Lidl has launched a loyalty trial in Scotland but the discounter has been quick to distance itself from the idea it might be collecting data on those taking part. That is an error, according to loyalty experts.

Lidl’s test has seen the discounter send out 4 million “smarter shopping” cards to consumers across Scotland – either via direct mail, by giving them out at its Scottish stores or through newspapers. Starting on 20 August the campaign will run for 10 weeks.

In the first two weeks shoppers will be offered a saving of £5 when they spend £25, with the deals subsequently changing each week to offer for example discounts on specific products.

A Lidl spokeswoman is quick to point however that it isn’t a loyalty scheme as such because there’s no data collection and people don’t have to accumulate points.

“[Customers] can redeem the offer right there and then at the checkout. It’s an instant reward and there is no restriction on how many times you can use the card,” she says.

Retail analyst Steve Dresser says the card should help Lidl reduce its reliance on newspaper vouchers and could help it offer a service similar to Waitrose’s myWaitrose card – where holders are offered a lower price at the till.

“Newspaper vouchers are still used by the discounters and they seem to like them, however they do attract customers who just use the voucher not necessarily gaining data or insight so whether it’ll go beyond is interesting,” he says.
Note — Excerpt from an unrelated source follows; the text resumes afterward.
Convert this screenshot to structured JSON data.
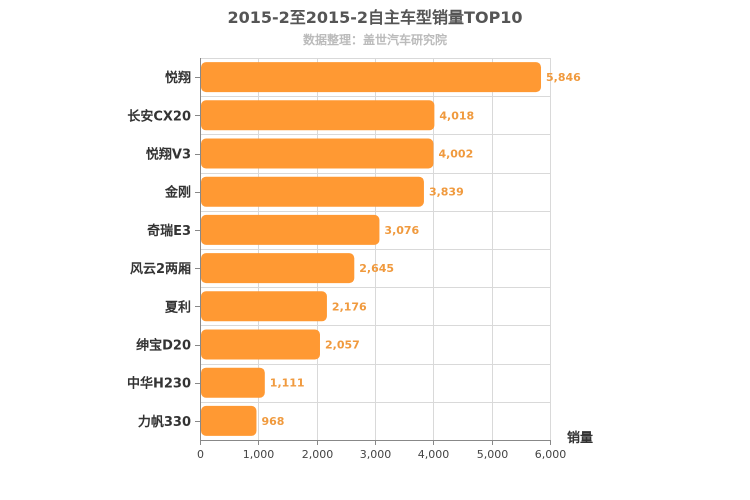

He also expects it to yield “some element of data” such as insights into what customers are buying to enable it to possible change the offers in future.

Mark Evans, general manager at loyalty specialists ICLP, believes the biggest issue is why Lidl has decided not to collect data given that all businesses, discounter or not, need to know as much about their customers as possible.

“Even for a discounter this ability to understand customer behavior and provide targeted incentives seems like a missed opportunity despite the need for an IT investment to support it. Without this the concept doesn’t seem scalable,” he adds.

Repositioning the discounters as ‘main shop’ destinations

The discounters are keen to position themselves as places where people can do their main shop, not just top-up shops on particular items. That comes as their growth slows.

While both Aldi and Lidl are both still seeing double-digit sales growth, that growth is coming down according to the latest figures from Kantar Worldpanel.

Lidl says one of the aims of the trial is to position it as somewhere people can do all their grocery shopping.

“The feedback so far has been phenomenal because it’s seen as an innovative way to reward our existing customer base as well as encourage new customers to try us as the supermarket that they can do their mainly weekly shop with,” says a spokeswoman.

Evans, however, believes the current iteration is unsustainable.

“It seems the core promotion is either trying to address the fundamental discounter challenge of how to become the ‘main basket’ versus the ‘top up’ shop or is an acquisition tactic to drive trial. Either way it seems a pretty blunt tool and as a short term test is overly generous if intending to measure potential customer response from a loyalty perspective,” he says.